At about midnight, the train stopped, and new immigration officers came in to check passports. After examining our passports, they asked us to get out of the train. We finally understood. The penny dropped (we learnt this phrase while in London).
This train was not going to France via Switzerland, but was entering Germany. And we had no Visas for Germany. Our visas were for Italy, Switzerland, France and then to Britain. At midnight, we were thrown out of train.
Help from unexpected sources
Luckily, at the platform, one lady pointed us to a train, almost shunting out of the next platform. We literally ran to catch it. We threw our bags into the nearest compartment, but were unable to get in.
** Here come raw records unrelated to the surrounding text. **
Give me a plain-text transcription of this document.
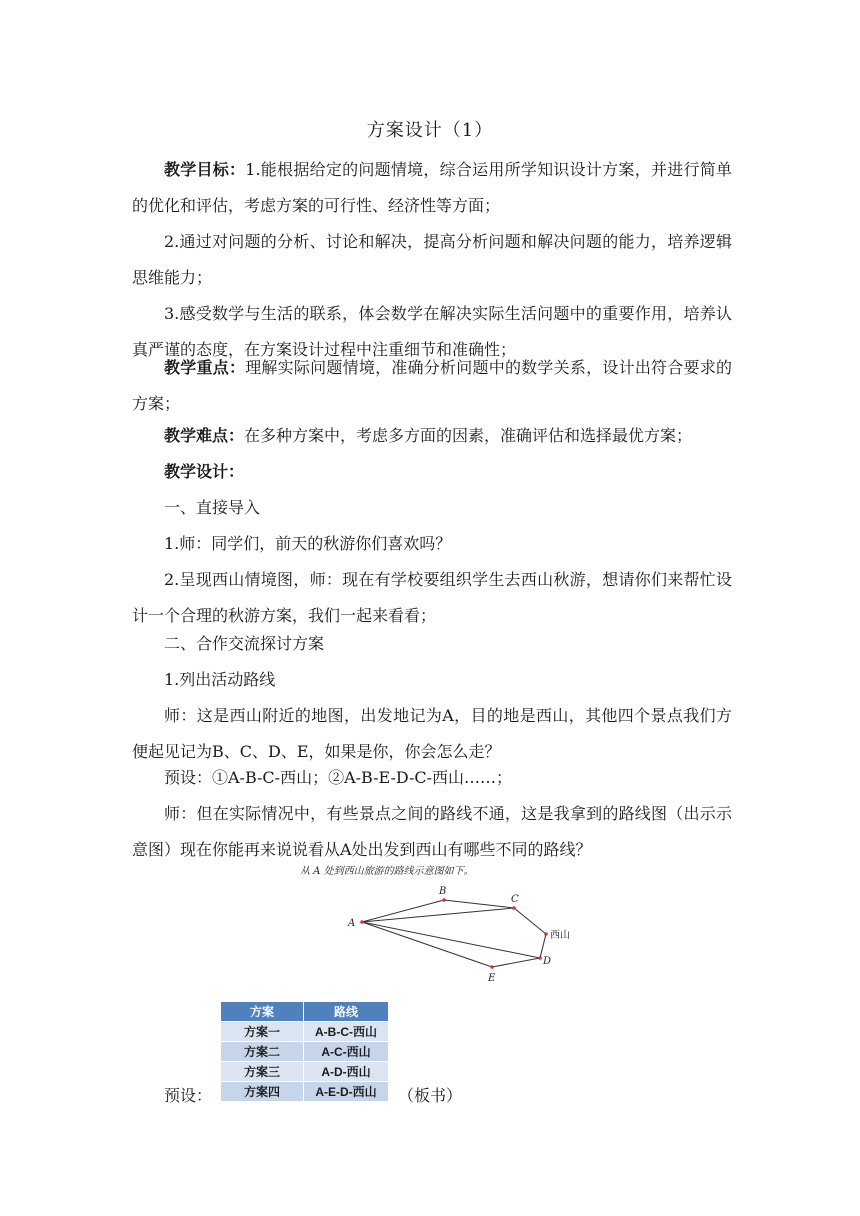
方案设计（1）

教学目标：1.能根据给定的问题情境，综合运用所学知识设计方案，并进行简单的优化和评估，考虑方案的可行性、经济性等方面；

2.通过对问题的分析、讨论和解决，提高分析问题和解决问题的能力，培养逻辑思维能力；

3.感受数学与生活的联系，体会数学在解决实际生活问题中的重要作用，培养认真严谨的态度，在方案设计过程中注重细节和准确性；

教学重点：理解实际问题情境，准确分析问题中的数学关系，设计出符合要求的方案；

教学难点：在多种方案中，考虑多方面的因素，准确评估和选择最优方案；

教学设计：

一、直接导入

1.师：同学们，前天的秋游你们喜欢吗？

2.呈现西山情境图，师：现在有学校要组织学生去西山秋游，想请你们来帮忙设计一个合理的秋游方案，我们一起来看看；

二、合作交流探讨方案

1.列出活动路线

师：这是西山附近的地图，出发地记为A，目的地是西山，其他四个景点我们方便起见记为B、C、D、E，如果是你，你会怎么走？

预设：①A-B-C-西山；②A-B-E-D-C-西山……；

师：但在实际情况中，有些景点之间的路线不通，这是我拿到的路线图（出示示意图）现在你能再来说说看从A处出发到西山有哪些不同的路线？

从 A 处到西山旅游的路线示意图如下。
A
B
C
西山
D
E
方案	路线
方案一	A-B-C-西山
方案二	A-C-西山
方案三	A-D-西山
方案四	A-E-D-西山
预设：	（板书）
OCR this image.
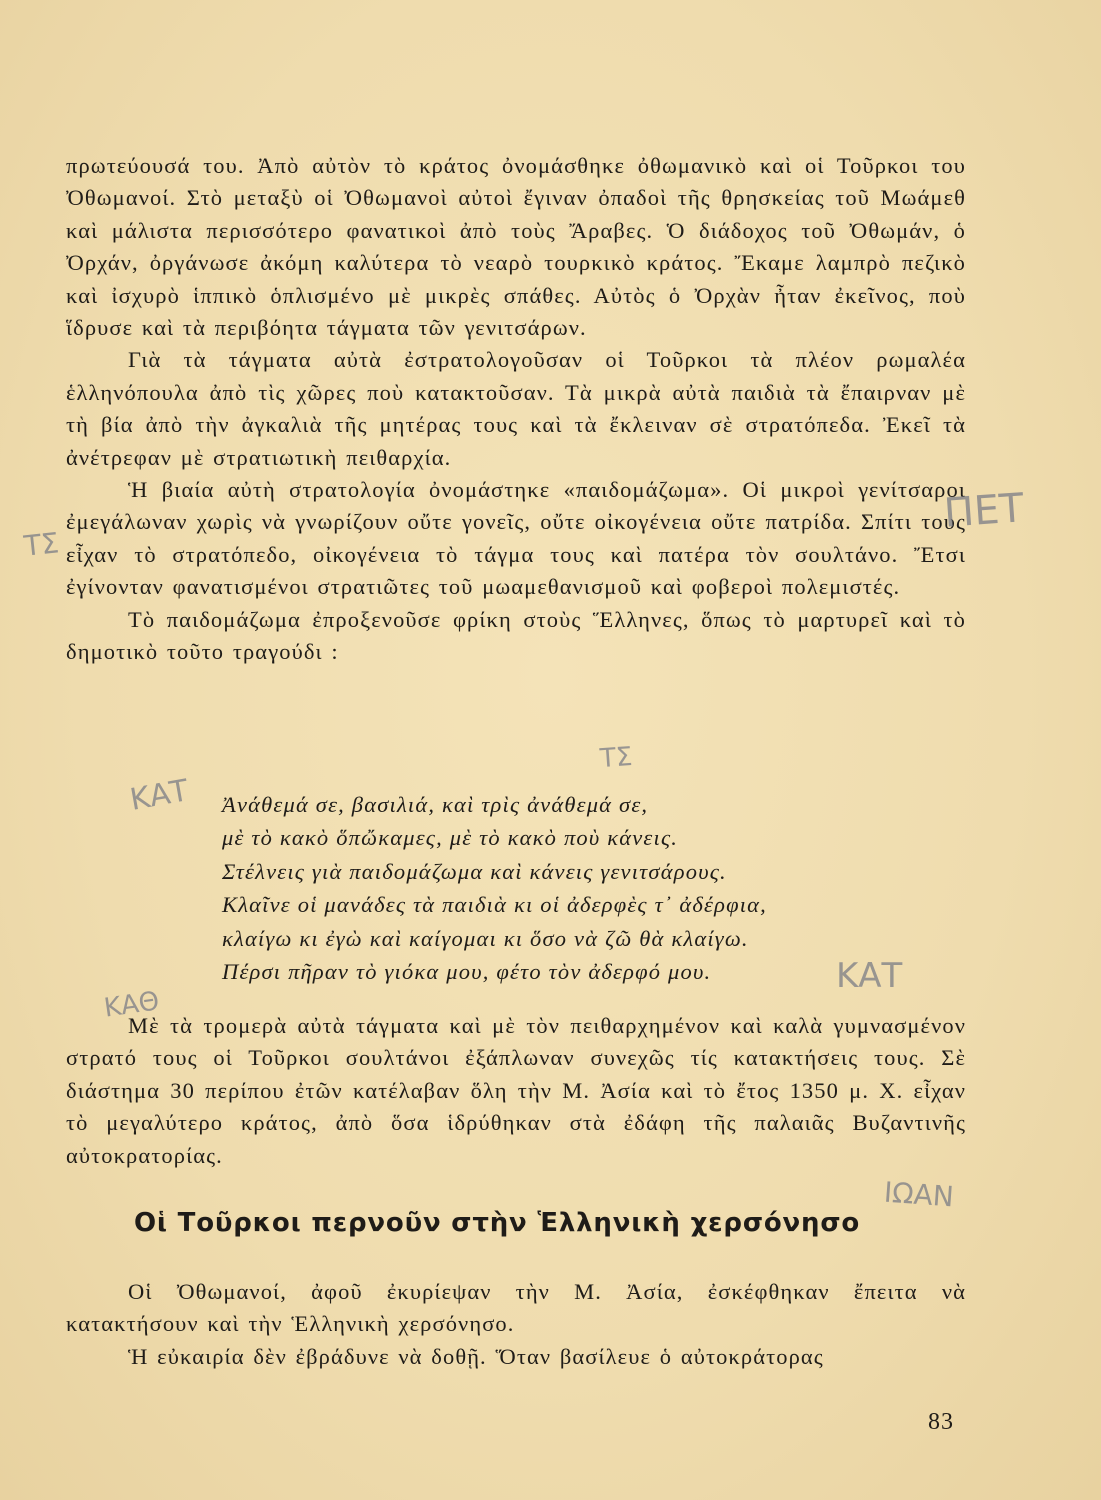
πρωτεύουσά του. Ἀπὸ αὐτὸν τὸ κράτος ὀνομάσθηκε ὀθωμανικὸ καὶ οἱ Τοῦρκοι του Ὀθωμανοί. Στὸ μεταξὺ οἱ Ὀθωμανοὶ αὐτοὶ ἔγιναν ὀπαδοὶ τῆς θρησκείας τοῦ Μωάμεθ καὶ μάλιστα περισσότερο φανατικοὶ ἀπὸ τοὺς Ἄραβες. Ὁ διάδοχος τοῦ Ὀθωμάν, ὁ Ὀρχάν, ὀργάνωσε ἀκόμη καλύτερα τὸ νεαρὸ τουρκικὸ κράτος. Ἔκαμε λαμπρὸ πεζικὸ καὶ ἰσχυρὸ ἱππικὸ ὁπλισμένο μὲ μικρὲς σπάθες. Αὐτὸς ὁ Ὀρχὰν ἦταν ἐκεῖνος, ποὺ ἵδρυσε καὶ τὰ περιβόητα τάγματα τῶν γενιτσάρων.

Γιὰ τὰ τάγματα αὐτὰ ἐστρατολογοῦσαν οἱ Τοῦρκοι τὰ πλέον ρωμαλέα ἑλληνόπουλα ἀπὸ τὶς χῶρες ποὺ κατακτοῦσαν. Τὰ μικρὰ αὐτὰ παιδιὰ τὰ ἔπαιρναν μὲ τὴ βία ἀπὸ τὴν ἀγκαλιὰ τῆς μητέρας τους καὶ τὰ ἔκλειναν σὲ στρατόπεδα. Ἐκεῖ τὰ ἀνέτρεφαν μὲ στρατιωτικὴ πειθαρχία.

Ἡ βιαία αὐτὴ στρατολογία ὀνομάστηκε «παιδομάζωμα». Οἱ μικροὶ γενίτσαροι ἐμεγάλωναν χωρὶς νὰ γνωρίζουν οὔτε γονεῖς, οὔτε οἰκογένεια οὔτε πατρίδα. Σπίτι τους εἶχαν τὸ στρατόπεδο, οἰκογένεια τὸ τάγμα τους καὶ πατέρα τὸν σουλτάνο. Ἔτσι ἐγίνονταν φανατισμένοι στρατιῶτες τοῦ μωαμεθανισμοῦ καὶ φοβεροὶ πολεμιστές.

Τὸ παιδομάζωμα ἐπροξενοῦσε φρίκη στοὺς Ἕλληνες, ὅπως τὸ μαρτυρεῖ καὶ τὸ δημοτικὸ τοῦτο τραγούδι :

Ἀνάθεμά σε, βασιλιά, καὶ τρὶς ἀνάθεμά σε,
μὲ τὸ κακὸ ὅπὤκαμες, μὲ τὸ κακὸ ποὺ κάνεις.
Στέλνεις γιὰ παιδομάζωμα καὶ κάνεις γενιτσάρους.
Κλαῖνε οἱ μανάδες τὰ παιδιὰ κι οἱ ἀδερφὲς τ᾿ ἀδέρφια,
κλαίγω κι ἐγὼ καὶ καίγομαι κι ὅσο νὰ ζῶ θὰ κλαίγω.
Πέρσι πῆραν τὸ γιόκα μου, φέτο τὸν ἀδερφό μου.

Μὲ τὰ τρομερὰ αὐτὰ τάγματα καὶ μὲ τὸν πειθαρχημένον καὶ καλὰ γυμνασμένον στρατό τους οἱ Τοῦρκοι σουλτάνοι ἐξάπλωναν συνεχῶς τίς κατακτήσεις τους. Σὲ διάστημα 30 περίπου ἐτῶν κατέλαβαν ὅλη τὴν Μ. Ἀσία καὶ τὸ ἔτος 1350 μ. Χ. εἶχαν τὸ μεγαλύτερο κράτος, ἀπὸ ὅσα ἱδρύθηκαν στὰ ἐδάφη τῆς παλαιᾶς Βυζαντινῆς αὐτοκρατορίας.

Οἱ Τοῦρκοι περνοῦν στὴν Ἑλληνικὴ χερσόνησο

Οἱ Ὀθωμανοί, ἀφοῦ ἐκυρίεψαν τὴν Μ. Ἀσία, ἐσκέφθηκαν ἔπειτα νὰ κατακτήσουν καὶ τὴν Ἑλληνικὴ χερσόνησο.

Ἡ εὐκαιρία δὲν ἐβράδυνε νὰ δοθῇ. Ὅταν βασίλευε ὁ αὐτοκράτορας

83
ΠΕΤ
ΤΣ
ΤΣ
ΚΑΤ
ΚΑΤ
ΚΑΘ
ΙΩΑΝ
So we were helped to enter (almost pushed in a moving train) the next compartment. As it turned out it was the right connecting train. But we were worried about our bags, being in a different place.
At the Switzerland border, when the local police came in to check the Passports, we were helped to move into the same compartment as our luggage. Luckily, the bags were safe. We did not realize that we were no longer in India!
The passengers were very helpful, giving us seats. We all talked by gestures, as we were still in a place where people did not speak English. They offered us their bread and wine to drink. All the passengers – French, Swiss, and Italians – were carrying yard long brown bread and a bottle of wine. After crossing into France, we felt much closer to London.
Surprisingly, we never felt panicky throughout this journey. And the wonderful feeling was that my wife, not used to all these problems, never said, “Oh, God! What have I got into with this man?” Since that day, and till today, decades after, I love her much more than ever.
We finally reached Calais, in France, and were directed to the Ferry Train that would take us to our dream town, London. Although there were quite a few Indians, but no one talked, because everyone was sick. The English Channel was very rough till we reached Folk Stone in England. Last stop before we reach our destination.
“Home” at last – Victoria Station, London
Once the train stopped at the Victoria Station, London, and the doors opened … my god, there was a very welcome burst of crescendo of joyous shouts, mixture of different languages of Indian and Pakistani region. We heard mostly Punjabi mixed with English. The platform was crowded with expectant relatives. Friends and others. It was a sight to see: hand-shaking and embracing going on all over the platform. Slowly, but surely, they all started moving out of the station.
And, then, it was suddenly, all quiet.
We were the only two, last to come out of our compartment, left on the platform. No one had come to receive us. We did not know a soul in the whole of Britain. And thus finished our long travel. From Bombay to London.